= Sisterson =

Sisterson! was a short-run comic book which ran for three or four issues around 1990 and was circulated among London comic shops. "Sisterson!" was a "jam comic", i.e., a collection of comic strips each of which was an unplanned collaborative effort, with one creator drawing the first panel and then passing it on to another to be continued, usually resulting in a comic strip far more strange and unpredictable than any one artist would be likely to devise. Essentially, the comic was used as a method to teach sequential thinking and for studying the approach of other artists and creators.

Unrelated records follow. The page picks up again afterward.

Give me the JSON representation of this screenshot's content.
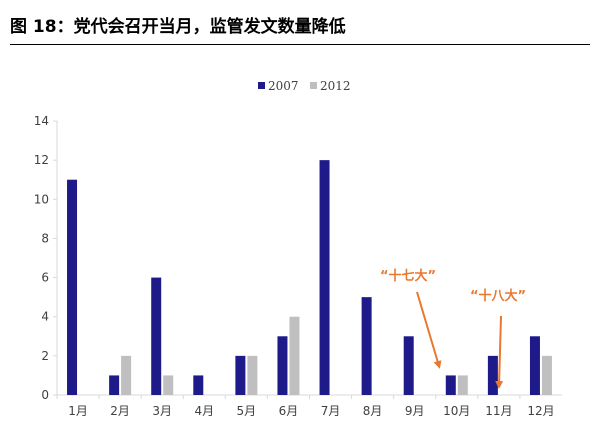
{
  "figure": {
    "title": "图 18：党代会召开当月，监管发文数量降低"
  },
  "colors": {
    "series_2007": "#1F1A8A",
    "series_2012": "#BFBFBF",
    "annotation": "#E9782F",
    "axis": "#D9D9D9"
  },
  "chart_data": {
    "type": "bar",
    "title": "",
    "xlabel": "",
    "ylabel": "",
    "categories": [
      "1月",
      "2月",
      "3月",
      "4月",
      "5月",
      "6月",
      "7月",
      "8月",
      "9月",
      "10月",
      "11月",
      "12月"
    ],
    "series": [
      {
        "name": "2007",
        "values": [
          11,
          1,
          6,
          1,
          2,
          3,
          12,
          5,
          3,
          1,
          2,
          3
        ]
      },
      {
        "name": "2012",
        "values": [
          0,
          2,
          1,
          0,
          2,
          4,
          0,
          0,
          0,
          1,
          0,
          2
        ]
      }
    ],
    "ylim": [
      0,
      14
    ],
    "yticks": [
      0,
      2,
      4,
      6,
      8,
      10,
      12,
      14
    ],
    "grid": false,
    "legend": "top-center",
    "annotations": [
      {
        "text": "“十七大”",
        "category": "10月"
      },
      {
        "text": "“十八大”",
        "category": "11月"
      }
    ]
  }
}
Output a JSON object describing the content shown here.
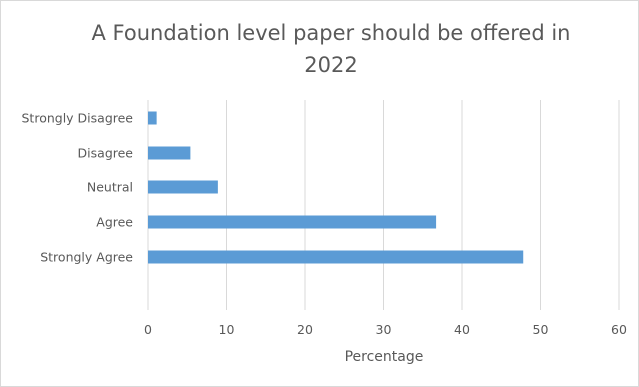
{
  "chart_data": {
    "type": "bar",
    "orientation": "horizontal",
    "title": "A Foundation level paper should be offered in 2022",
    "xlabel": "Percentage",
    "ylabel": "",
    "categories": [
      "Strongly Disagree",
      "Disagree",
      "Neutral",
      "Agree",
      "Strongly Agree"
    ],
    "values": [
      1.1,
      5.4,
      8.9,
      36.7,
      47.8
    ],
    "xlim": [
      0,
      60
    ],
    "xticks": [
      0,
      10,
      20,
      30,
      40,
      50,
      60
    ],
    "grid": "vertical",
    "legend": "none",
    "bar_color": "#5b9bd5",
    "grid_color": "#d9d9d9"
  }
}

Notable creators who contributed to Sisterson included Nick Abadzis, John McCrea, D'Israeli, Hunt Emerson, Woodrow Phoenix,
Darryl Cunningham, Charlie Adlard, Roger Langridge, and Simon Fraser.

== History ==
"Jam comics" have many other origins: "Sisterson" was named after a particular example that took place in the Humour Comic Strip class at the London Cartoon Centre (LCC), a series of comics classes that took place at various venues in West London in the late 1980s and early 1990s. Taking an idea from then-student/future LCC course director Steve Marchant, one of the attendees, Dennis Sisterson, initiated a jam comic, and it became a regular feature of the class. Tutor Donald Rooum dubbed it "The Sisterson Game" and the name stuck; years later it re-emerged as a postal game. Among the participants at the original London Cartoon Centre class were comic artist/teacher Steve Marchant and writer Andrew Pilcher.

== Rules ==
Rules were developed over the years by various players, eventually distilling into this form: Sisterson is a game for three or more people. A cartoonist cannot draw a panel if one of his or her previous drawings appears within the two prior panels. Participants should follow the story through sequentially, panel by panel; they can not skip a panel or two because they cannot think what should go next. No "unnecessary" sex or violence.

One variety played at the LCC involved placing a panel at any unused point in the strip, not necessarily the panel following the one previously drawn, but this made things just a bit too difficult.